Guangzhou, CHINA — As shrimp exports from China have dived, its own consumption has rocketed.

According to data presented at the annual Global Outlook on Aquaculture Leadership (GOAL) conference, taking place this year from Sept. 19- 22 in Guangzhou, China, Chinese shrimp consumption has increased by 123% from 2005 to 2015.

Looking at 2010-2015, it has increased 60%. Jim Anderson, a professor from the University of Florida who presents the shrimp data at GOAL every year, emphasized the figures are not exact.

“But, they show the trend,” said Anderson. The figures, which are in round weight, show that Chinese shrimp consumption was roughly 1.7 million metric tons, using an equation of production plus imports minus exports.

In 2011, the level was just under 1.5m metric tons, while it was 1m back in 2010.

Meanwhile, shrimp exports from China have dived from around 500,000t in 2011, a record level, to close to 300,000t in 2015, according to data presented at GOAL.

From 2011 to 2015, this is a drop of 37%, said Anderson.

This is a mix of the lower levels of Chinese shrimp production, which is expected to drop again in 2016, and the booming demand, said Anderson.

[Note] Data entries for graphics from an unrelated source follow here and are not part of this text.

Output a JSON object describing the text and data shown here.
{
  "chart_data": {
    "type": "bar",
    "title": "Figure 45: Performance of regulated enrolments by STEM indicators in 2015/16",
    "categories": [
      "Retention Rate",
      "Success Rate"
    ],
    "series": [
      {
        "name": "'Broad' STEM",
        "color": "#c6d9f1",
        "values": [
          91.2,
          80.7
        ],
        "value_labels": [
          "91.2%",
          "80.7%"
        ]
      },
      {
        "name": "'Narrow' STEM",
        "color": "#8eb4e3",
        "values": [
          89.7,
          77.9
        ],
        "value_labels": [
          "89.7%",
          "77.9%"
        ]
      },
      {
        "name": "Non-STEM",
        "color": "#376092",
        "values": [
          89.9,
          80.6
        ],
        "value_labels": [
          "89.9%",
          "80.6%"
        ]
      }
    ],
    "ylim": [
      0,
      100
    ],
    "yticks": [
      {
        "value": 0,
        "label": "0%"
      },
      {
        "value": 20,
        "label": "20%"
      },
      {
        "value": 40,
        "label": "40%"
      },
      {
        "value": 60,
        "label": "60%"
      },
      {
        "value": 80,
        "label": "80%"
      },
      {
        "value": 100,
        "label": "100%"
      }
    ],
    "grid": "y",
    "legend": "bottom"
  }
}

According Cui He, the executive vice president and secretary general of China Aquatic Products Processing and Marketing Alliance (CAPPMA), it looks like production in 2016 will be between 1.2m metric tons and 1.3m metric tons.

Although the total volume of shrimp production in China is disputed, with levels as low as 600,000t thrown out by different groups, he told Undercurrent News the CAPPMA figures are based on feed sales.

In 2015, the level was around 1.5m metric tons, he said. “This is accurate, as it is based on the sale of feed to the farmers.”

The cause of the drop is the continued impact of early mortality syndrome (EMS) and other diseases.

It is very tough to eradicate EMS if the pond ecosystem is not changed, he said.

So, production in southern provinces such as Guangdong, Hainan and Guangxi, big contributors to China’s shrimp output, is down, he told Undercurrent.

Output from northern provinces, such as Jilin and Liaoning, which have not traditionally been such big players in shrimp, is increasing, as they do not have the same issues with EMS, Anderson said.

If prices increase, so will production, he said.